Forts

Military forts along our coastlines stand as sentinels over the security of our shores. They also provide a place to envision the unfolding of our history and the development of our national identity. From the first western settlers seeking safety in an unfamiliar land, to the revolutionary war that established a new democracy, to civil war that pitted brother against brother… through World Wars, a Cold War and beyond, national parks along our coasts and Great Lakes preserve places that both witnessed and influenced key military events that shaped our nation.

One of the first things early settlers did when they reached these shores was to build forts – both to establish ownership by their sponsoring nation and to provide security. National park sites along the eastern seaboard include many forts that chronicle clashes between the French, British, and Spanish in an attempt to claim this land. Some, such as Florida’s Castillo de San Marcos, built by the Spanish in 1672, still stand. Others, such as Jamestown, the first English settlement in America, are remnants, but archeological studies of the earthworks and artifacts provide invaluable insight into the establishment of the American colonies.
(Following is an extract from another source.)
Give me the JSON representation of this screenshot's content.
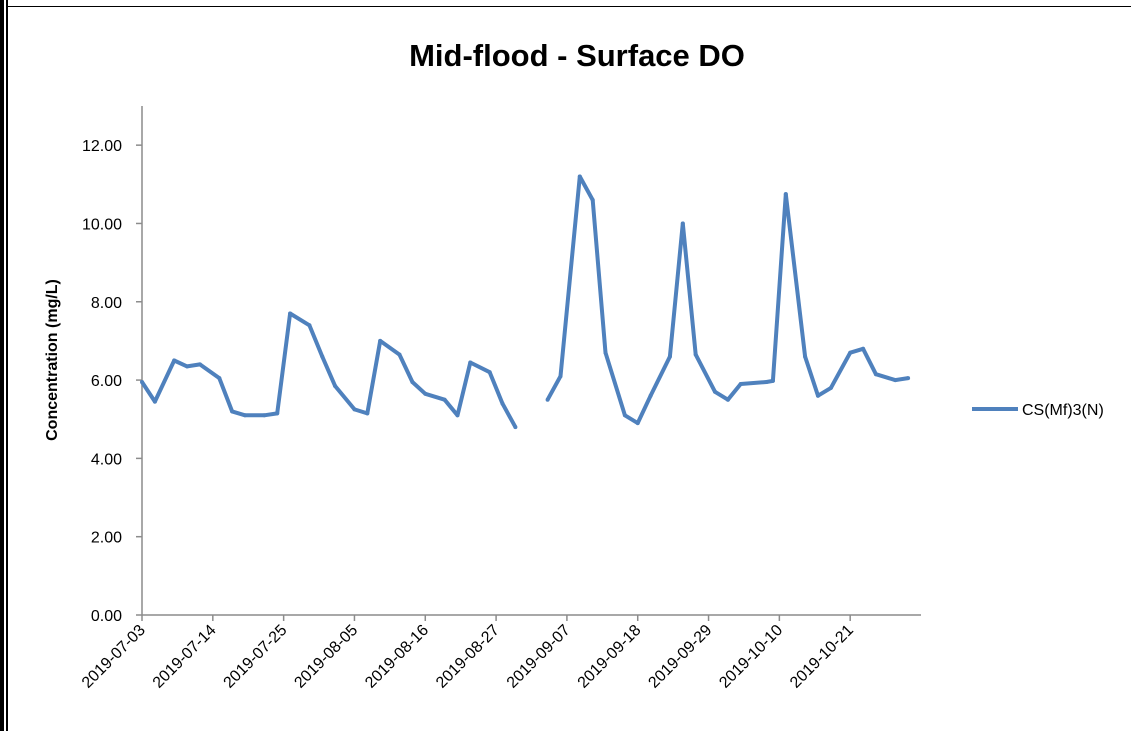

Coastal forts in our National Park System detail our fight for independence as well as our early struggles as a nation. Both the first and last battles of the revolutionary war are preserved in coastal parks – Bunker Hill in Boston National Historical Park and Yorktown in Colonial National Historical Park respectively. Fort McHenry memorializes the war of 1812 and the battle that inspired our National Anthem. Fort Sumter saw the first shots of the Civil War while far to the west Fort Point was built to defend San Francisco against the possibility of Confederate and foreign attack during the Civil War.